An exhibitor showing the film said that "Mars Needs Moms" may be suffering from circumstances beyond its control. While computer-animated 3-D movies were rare, special events just a few years ago, such films now open every few weeks — the near-term slate includes "Rio," "Hoodwinked Too!" "Kung Fu Panda 2," "Cars 2" and "The Smurfs." What's more, said the exhibitor, who asked not to be identified so as not to jeopardize his relationship with Disney, budget-conscious parents may not want to pay the 3-D ticket surcharge, particularly for a movie with no recognizable stars.

Green says the low interest in "Mars Needs Moms" is not from Disney's lack of salesmanship.

"I've seen posters and billboards and bus stops and TV ads and trailers before prominent movies in theaters," Green says. "But we're in such a busy and jam-packed media culture right now that it's very difficult to get any messaging through to individual people at any point about anything. So I'm just out there trying to tell people that it's a really good movie. I personally am very proud of this and support it. And then you sort of hope for the best."
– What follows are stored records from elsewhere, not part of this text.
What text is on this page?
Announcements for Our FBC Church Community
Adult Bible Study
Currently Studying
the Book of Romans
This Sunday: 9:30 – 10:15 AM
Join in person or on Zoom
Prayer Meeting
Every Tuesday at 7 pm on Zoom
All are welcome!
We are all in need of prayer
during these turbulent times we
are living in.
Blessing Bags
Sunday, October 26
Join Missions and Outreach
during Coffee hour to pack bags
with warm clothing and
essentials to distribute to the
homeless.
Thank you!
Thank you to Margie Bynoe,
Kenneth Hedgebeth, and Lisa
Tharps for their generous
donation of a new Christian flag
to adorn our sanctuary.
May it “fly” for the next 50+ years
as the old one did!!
Breathed, who won the Pulitzer Prize for editorial cartooning for his "Bloom County" comic strip, is a fanciful humorist whose often-outrageous fables end with unexpectedly poignant messages — the case not only with "Mars Needs Moms!" but also his books "Edwurd Fudwupper Fibbed Big" and "The Last Basselope."

Breathed's 38-page "Mars Needs Moms!" was inspired by a particularly cruel insult that his then 4-year-old son hurled at Breathed's wife. It focuses on a young man named Milo (the same as the author's child) whose mother is kidnapped by Martians. The aliens needed parenting help, because their children sprout from the ground like potatoes. But as soon as his mom is nabbed, Milo realizes how much he needs her, and has an especially powerful epiphany when she helps save his life.

Wells, who collaborated with Zemeckis on the 2004 blockbuster "The Polar Express," was called soon after ImageMovers acquired the book's movie rights. "They had the book, and Bob said, 'Have you any interest in doing a motion-capture movie?'"

Wells had co-directed the animated "Prince of Egypt" and the live-action "The Time Machine" and was intrigued by the potential of motion capture, even if some of its earliest iterations had produced somewhat creepy, vacant faces. Because Breathed's book combines human emotions with fantastical creatures, Wells and his wife agreed that motion capture would suit the story well.